- Good news, although not everyone may agree: Florida reopens its economy.
- The governor announced that Florida reopens businesses after being closed for almost six months.
- In announcing that Florida is reopening its economic system, the governor ordered that cities ban cities from fining people for not wanting to wear masks.
The coronavirus crisis did not stop the governor from announcing that Florida reopens the state economy and prohibits fines for not wearing a mask.
As reported by the news agency AP, Governor Ron DeSantis lifted all restrictions on restaurants and other businesses in Florida on Friday.
In turn, DeSantis banned local fines for those who refuse to wear masks, in order to reopen the state’s economy despite the spread of the coronavirus.
The Republican governor’s order sparked new controversy in Florida, where actions against the pandemic have been intertwined with the upcoming presidential elections, AP noted.
DeSantis, an ally of President Donald Trump, acknowledged that the pandemic is far from over, but said the danger has lessened and that the time has come to reopen businesses after six months in which people have been left stranded.
The AP explained that the governor’s announcement on Friday authorizes restaurants across the state to immediately reopen to full capacity and prevents cities and counties from ordering them to close or operate at less than half capacity, unless may justify a closure for economic or health reasons.
“We will not close anything from now on,” DeSantis said, insisting that the state is prepared in case infections increase again.
However, the governor allowed local governments to restrict the operation of the bars to 50 percent of their capacity, but added that he “is not going to get in the way” to allow them to fully reopen.
As part of his reopening plan, the governor has prohibited cities and counties from fining those who violate social distancing regulations or do not wear a mask.
The governor’s order virtually nullifies local decrees imposed to limit the spread of the coronavirus.
“I think we should move away from the idea of penalizing people who do not respect social distancing and work with people in a constructive way,” DeSantis said in statements collected by AP.
Democrats in Florida have lamented the announcement that the economy is now reopening and said it was hasty.
“No one is fighting for a large-scale lockdown in Florida. But we have been calling for common sense prevention measures like the use of masks, which are essential to prevent further spread, “State Sen. Audrey Gibson said Thursday, the AP said.
Fauci warns of the “challenge” of the coronavirus in autumn and winter
Florida reopens its economy at a time that does not seem the most appropriate, considering the projections from the White House’s top coronavirus expert: Anthony Fauci.
Just when the United States exceeds 200 thousand deaths, the expert Anthony Fauci warns of the “challenge” that the coronavirus will pose in the fall and winter.
Dr. Anthony Fauci said the United States is still in the first wave of its COVID-19 outbreak, but faces a “challenge” as it moves into the fall and winter, Newsweek reported Saturday.
Fauci, a member of the White House coronavirus task force and director of the National Institute of Allergy and Infectious Diseases, told CNN that instead of talking about “a second wave,” why not say, “Are we up for the challenge in the fall and winter? ”
Quoting CNN, the Newsweek newspaper said that America’s leading infectious disease expert explained that the idea of a second wave came from the 1918 flu pandemic.

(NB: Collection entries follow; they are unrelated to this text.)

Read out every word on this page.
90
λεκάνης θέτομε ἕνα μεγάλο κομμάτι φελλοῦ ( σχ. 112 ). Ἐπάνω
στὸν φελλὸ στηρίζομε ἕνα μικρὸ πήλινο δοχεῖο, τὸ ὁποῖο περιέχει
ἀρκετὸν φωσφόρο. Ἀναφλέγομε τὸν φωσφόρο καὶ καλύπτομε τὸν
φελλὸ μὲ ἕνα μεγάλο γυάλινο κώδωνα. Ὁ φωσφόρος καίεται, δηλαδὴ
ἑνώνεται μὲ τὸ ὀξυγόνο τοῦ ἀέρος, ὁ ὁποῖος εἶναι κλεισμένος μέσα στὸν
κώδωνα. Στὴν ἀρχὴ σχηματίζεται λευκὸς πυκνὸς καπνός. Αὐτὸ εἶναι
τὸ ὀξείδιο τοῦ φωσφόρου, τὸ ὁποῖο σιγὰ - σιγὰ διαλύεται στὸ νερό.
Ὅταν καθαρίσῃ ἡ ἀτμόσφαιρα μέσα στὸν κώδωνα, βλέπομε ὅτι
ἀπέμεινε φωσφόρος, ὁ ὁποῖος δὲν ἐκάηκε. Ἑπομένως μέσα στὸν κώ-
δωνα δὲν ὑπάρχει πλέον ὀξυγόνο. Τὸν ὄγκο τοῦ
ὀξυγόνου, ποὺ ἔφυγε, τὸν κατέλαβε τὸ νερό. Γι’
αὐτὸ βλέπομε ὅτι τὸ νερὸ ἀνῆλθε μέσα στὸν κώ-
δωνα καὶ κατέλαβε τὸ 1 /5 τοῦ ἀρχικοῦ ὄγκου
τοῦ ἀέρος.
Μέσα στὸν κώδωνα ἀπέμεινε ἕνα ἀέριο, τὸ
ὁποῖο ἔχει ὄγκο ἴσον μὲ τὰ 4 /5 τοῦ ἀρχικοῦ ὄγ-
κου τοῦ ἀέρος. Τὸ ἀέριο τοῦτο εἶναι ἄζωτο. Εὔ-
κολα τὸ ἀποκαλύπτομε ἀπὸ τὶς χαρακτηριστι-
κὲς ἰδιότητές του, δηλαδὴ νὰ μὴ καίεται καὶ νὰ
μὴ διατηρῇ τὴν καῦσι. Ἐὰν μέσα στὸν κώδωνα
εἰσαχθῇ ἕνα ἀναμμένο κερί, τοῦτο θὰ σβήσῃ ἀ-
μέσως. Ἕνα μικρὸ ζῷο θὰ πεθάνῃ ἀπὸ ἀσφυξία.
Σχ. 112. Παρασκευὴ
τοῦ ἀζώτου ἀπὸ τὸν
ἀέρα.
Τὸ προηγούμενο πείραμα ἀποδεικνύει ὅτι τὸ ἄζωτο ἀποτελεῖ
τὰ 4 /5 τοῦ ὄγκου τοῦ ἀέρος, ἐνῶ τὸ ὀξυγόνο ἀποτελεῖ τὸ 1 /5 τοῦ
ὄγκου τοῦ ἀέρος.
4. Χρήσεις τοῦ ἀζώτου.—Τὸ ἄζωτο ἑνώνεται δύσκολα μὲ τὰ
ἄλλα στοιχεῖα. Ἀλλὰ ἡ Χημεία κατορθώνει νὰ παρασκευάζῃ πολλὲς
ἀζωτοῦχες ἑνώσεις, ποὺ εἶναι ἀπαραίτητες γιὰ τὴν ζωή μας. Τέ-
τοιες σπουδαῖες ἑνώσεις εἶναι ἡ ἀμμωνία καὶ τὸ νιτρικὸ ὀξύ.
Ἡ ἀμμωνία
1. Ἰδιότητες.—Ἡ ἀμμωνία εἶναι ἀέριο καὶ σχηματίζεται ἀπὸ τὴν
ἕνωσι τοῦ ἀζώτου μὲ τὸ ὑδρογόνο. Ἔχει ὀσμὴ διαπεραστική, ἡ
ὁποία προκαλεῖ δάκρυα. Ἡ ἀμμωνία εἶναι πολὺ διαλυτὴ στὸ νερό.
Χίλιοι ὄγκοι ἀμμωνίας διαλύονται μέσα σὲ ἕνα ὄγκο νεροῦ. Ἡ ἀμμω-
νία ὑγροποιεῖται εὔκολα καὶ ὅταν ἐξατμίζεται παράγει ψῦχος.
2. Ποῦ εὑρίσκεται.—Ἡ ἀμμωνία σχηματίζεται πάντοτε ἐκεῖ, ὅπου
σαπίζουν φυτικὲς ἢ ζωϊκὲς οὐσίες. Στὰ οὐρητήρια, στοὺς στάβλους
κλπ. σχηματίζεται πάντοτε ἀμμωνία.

Back then, more than a century ago, after an increase in cases in the spring, the disease “literally disappeared”, but was followed by an “explosion” in the fall.
According to the aforementioned media, Fauci also mentioned that the areas that have reduced their coronavirus cases must maintain the rules to prevent “sudden increases that will inevitably occur if the necessary types of public health measures” are not taken.
As stated many times since the pandemic broke out, key guidelines include frequent hand washing, avoiding crowds, and wearing a mask when social distancing is not possible.
According to Newsweek, unlike other countries such as France and Spain, the United States has so far not reduced its number of baseline cases to a comparatively low level compared to previous periods of the pandemic.
The United States has an average of 43,245 new cases and 732 deaths per day, the Johns Hopkins Center for Health Safety said Friday, after it reached a low of 34,371 new cases per day on Sept. 12.
Cases have risen since the Labor Day holiday weekend and the United States has marked its highest average daily cases since Aug. 22, Newsweek detailed.
Fauci has said that he expects to see the baseline of daily cases fall at least below 10,000, but at the beginning of the month he commented that he is becoming “more and more depressed by the fact that he never” reaches the line base that you would like.
Newsweek detailed that the Northeast United States was the initial epicenter, while the South and West were hit hard in the summer, and the Midwest now reports the highest average daily incidence to date in an increase that has been growing since midle June.
Experts previously told the aforementioned media that the coronavirus outbreak in the United States would worsen after the Labor Day celebrations, but also due to the reopening of schools and universities, people heading inland as temperatures drop, allowing the virus to spread more easily.